Several aspects of the evolving CAPTA have been criticized for encouraging false accusations without accountability:

-- Vague and ambiguous definitions of child abuse allow the term to be used subjectively by accusers and investigators.

-- Those accused are not informed of their rights nor given due process.

-- Under mandatory reporting laws, teachers, police officers, medical personnel and some others can face criminal penalties and the suspension of licenses if they fail to report suspected abuse. Thus, the reporting of frivolous or hysterical accusations.

-- Charges can be leveled through anonymous hotlines.

-- Immunity from liability is extended to child welfare workers and to false accusers.

And, so, the cry of "false reports!" began to rise, especially from fathers who said child abuse accusations were being used as negotiating tools in divorce disputes. The system was constructed to facilitate such accusations and to hobble those against whom they were leveled.

Under the Clinton administration, the child abuse industry bloated. The famous slogan, "It takes a village to raise a child" captured the approach. Child raising did not take two parents. It did not take a father. It took a village which, in practical terms, translated into a lot of government supervision.

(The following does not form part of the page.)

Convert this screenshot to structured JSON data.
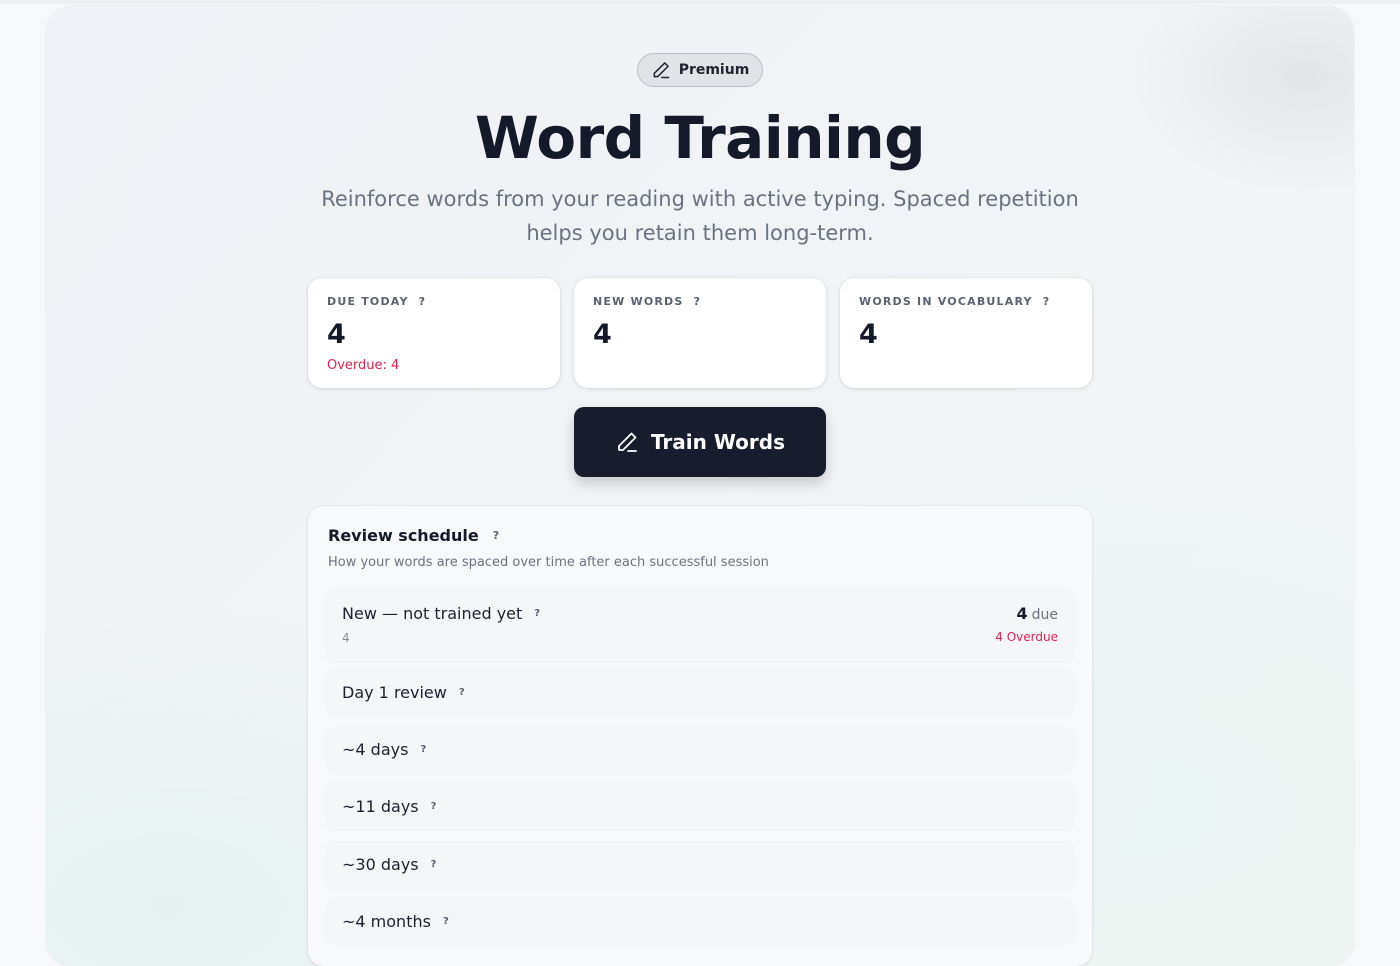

The village viewed fathers with suspicion. For example, in 1996, as part of a drastic overhaul of the welfare system, Clinton tackled the problem of "deadbeat dads." He declared, "If every parent paid the child support they should, we could move 800,000 women and children off welfare immediately."

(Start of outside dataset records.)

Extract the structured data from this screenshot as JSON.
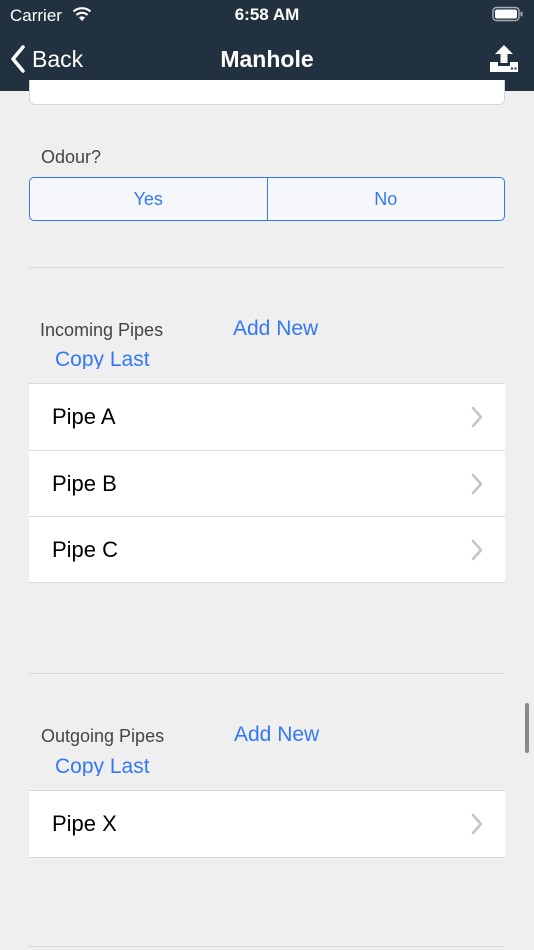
{
  "status": {
    "carrier": "Carrier",
    "time": "6:58 AM"
  },
  "nav": {
    "back_label": "Back",
    "title": "Manhole"
  },
  "odour": {
    "label": "Odour?",
    "options": [
      "Yes",
      "No"
    ]
  },
  "incoming": {
    "label": "Incoming Pipes",
    "add_new": "Add New",
    "copy_last": "Copy Last",
    "items": [
      "Pipe A",
      "Pipe B",
      "Pipe C"
    ]
  },
  "outgoing": {
    "label": "Outgoing Pipes",
    "add_new": "Add New",
    "copy_last": "Copy Last",
    "items": [
      "Pipe X"
    ]
  },
  "colors": {
    "nav_bg": "#22313f",
    "accent": "#3478f6",
    "background": "#efefef"
  }
}
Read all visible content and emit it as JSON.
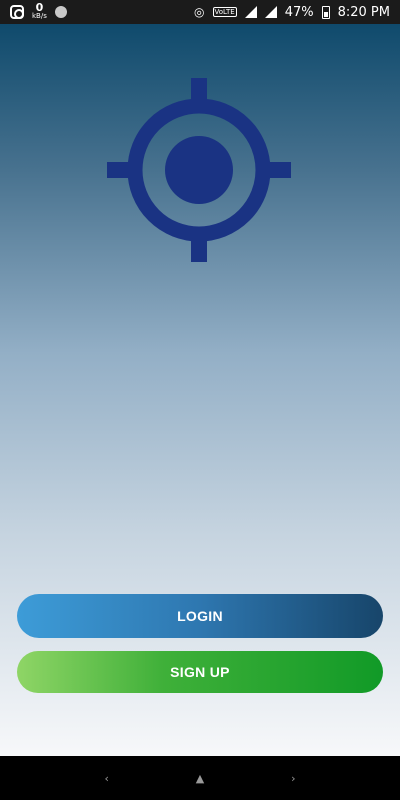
{
  "status_bar": {
    "net_speed": "0",
    "net_speed_unit": "kB/s",
    "volte": "VoLTE",
    "battery": "47%",
    "time": "8:20 PM"
  },
  "logo": {
    "icon": "location-target-icon",
    "color": "#1a3383"
  },
  "buttons": {
    "login": "LOGIN",
    "signup": "SIGN UP"
  },
  "nav": {
    "back": "‹",
    "home": "▲",
    "recents": "›"
  }
}
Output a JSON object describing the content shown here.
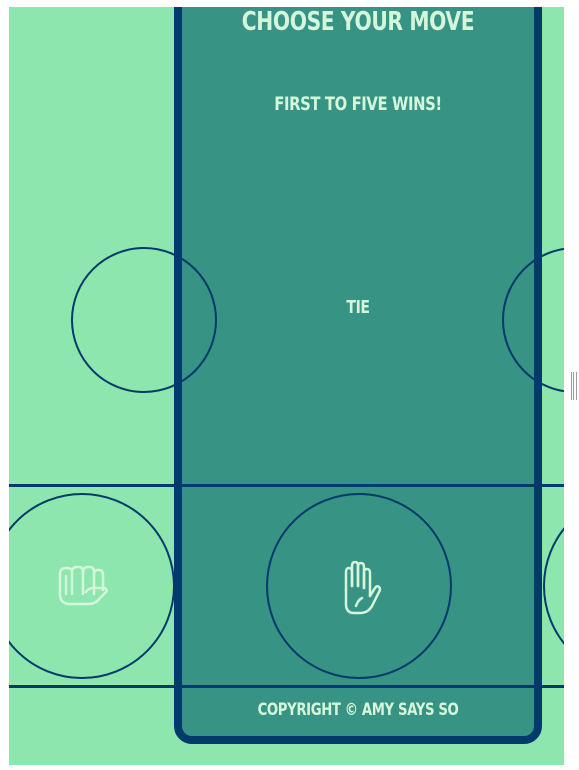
{
  "game": {
    "title": "Choose your move",
    "subtitle": "First to five wins!",
    "result": "Tie",
    "footer": "Copyright © Amy Says So"
  },
  "colors": {
    "background": "#8ce6ad",
    "panel": "#379383",
    "border": "#013a6b",
    "text": "#d4f7dc"
  },
  "moves": [
    {
      "name": "rock",
      "icon": "fist-icon"
    },
    {
      "name": "paper",
      "icon": "raised-hand-icon"
    }
  ]
}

Thus, enforcing severe child support policies against fathers gave states the financial incentive of reducing welfare rolls and, later, of having payments go directly to their agencies. Again, fathers cried "abuse," especially those who faced criminal charges because the amounts assessed were unreasonable or because they were unable to pay due to factors such as unemployment.

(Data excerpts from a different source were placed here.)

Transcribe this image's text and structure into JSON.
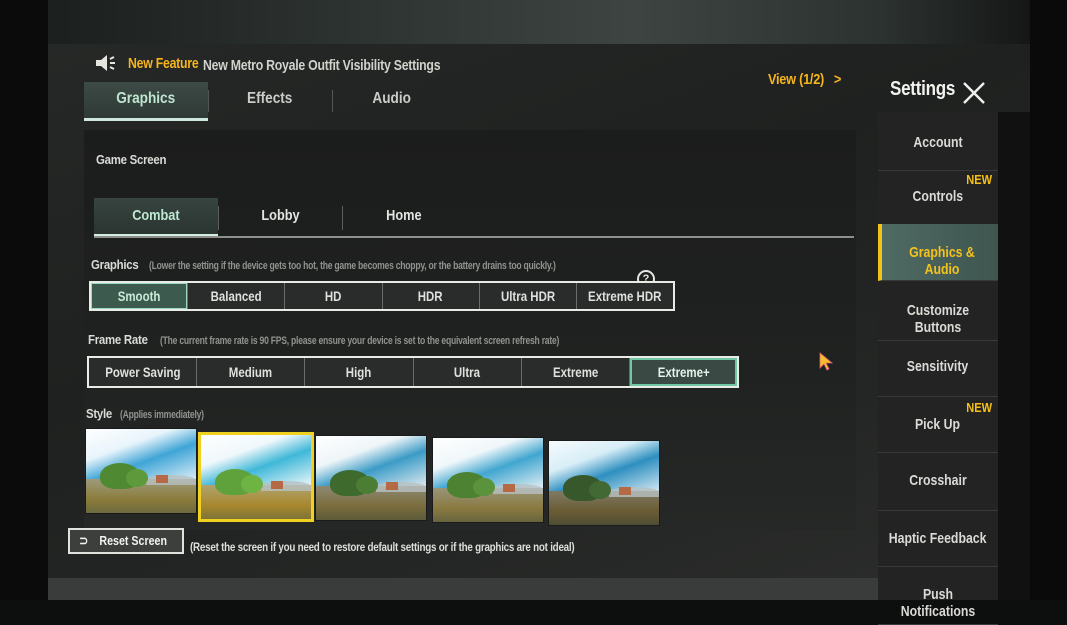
{
  "announcement": {
    "icon": "speaker-icon",
    "label": "New Feature",
    "text": "New Metro Royale Outfit Visibility Settings",
    "view_link": "View (1/2)",
    "view_chevron": "chevron-right-icon"
  },
  "top_tabs": [
    {
      "label": "Graphics",
      "active": true
    },
    {
      "label": "Effects",
      "active": false
    },
    {
      "label": "Audio",
      "active": false
    }
  ],
  "game_screen": {
    "title": "Game Screen",
    "tabs": [
      {
        "label": "Combat",
        "active": true
      },
      {
        "label": "Lobby",
        "active": false
      },
      {
        "label": "Home",
        "active": false
      }
    ]
  },
  "graphics": {
    "title": "Graphics",
    "hint": "(Lower the setting if the device gets too hot, the game becomes choppy, or the battery drains too quickly.)",
    "help_icon": "?",
    "options": [
      "Smooth",
      "Balanced",
      "HD",
      "HDR",
      "Ultra HDR",
      "Extreme HDR"
    ],
    "selected": "Smooth"
  },
  "frame_rate": {
    "title": "Frame Rate",
    "hint": "(The current frame rate is 90 FPS, please ensure your device is set to the equivalent screen refresh rate)",
    "options": [
      "Power Saving",
      "Medium",
      "High",
      "Ultra",
      "Extreme",
      "Extreme+"
    ],
    "selected": "Extreme+"
  },
  "style": {
    "title": "Style",
    "hint": "(Applies immediately)",
    "thumbnails": 5,
    "selected_index": 1
  },
  "reset": {
    "button_label": "Reset Screen",
    "icon": "undo-icon",
    "hint": "(Reset the screen if you need to restore default settings or if the graphics are not ideal)"
  },
  "settings": {
    "title": "Settings",
    "close_icon": "close-icon",
    "items": [
      {
        "label": "Account",
        "badge": ""
      },
      {
        "label": "Controls",
        "badge": "NEW"
      },
      {
        "label": "Graphics & Audio",
        "badge": "",
        "active": true
      },
      {
        "label": "Customize Buttons",
        "badge": ""
      },
      {
        "label": "Sensitivity",
        "badge": ""
      },
      {
        "label": "Pick Up",
        "badge": "NEW"
      },
      {
        "label": "Crosshair",
        "badge": ""
      },
      {
        "label": "Haptic Feedback",
        "badge": ""
      },
      {
        "label": "Push Notifications",
        "badge": ""
      }
    ]
  },
  "colors": {
    "accent_yellow": "#f5b51c",
    "accent_green": "#3c5a4d",
    "selected_border_yellow": "#f1d11f"
  }
}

The bureaucratic "village" continued to grow.

In 1997, the Adoption and Safe Families Act promoted adoption of the many children now stranded in foster care. The U.S. Department of Health & Human Services declared in a Nov. 24, 1999, press release that the goal was "to double by 2002 the number of children in foster care who are adopted or otherwise permanently placed."

Again, there was a financial incentive for states to remove children from homes. The ASFA (Sec. 201) offered states "$4,000 to $6,000" for each child adopted beyond the state's "base number." It also provided "technical assistance" to help states raise those numbers.

Although the fathers' rights movement is often characterized as men versus women, it is as accurate to view the movement as men opposing bureaucracies that act as custodial parents.

Fathers are fighting not merely for their own interests but also for the well being of children. Reports and studies indicate that children from fatherless homes are more likely to commit suicide, abuse drugs, turn to crime and end up in prison.

Moreover, the "custodial" bureaucracies are not necessarily child-friendly. In Florida, 5-year-old Rilya Wilson was missing for 16 months before the state CPS noticed, partly due to false visitation reports filed by her social worker. The ensuing scandal revealed that Florida could not find some 1,000 children "in its care." A superficial search of public records by a newspaper turned up children whom CPS could not find.

The fathers' rights movement may be the best chance North America has to return sanity and decency to family law, policies and procedures. It is necessary, if not for the sake of adults involved, then for the sake of the children.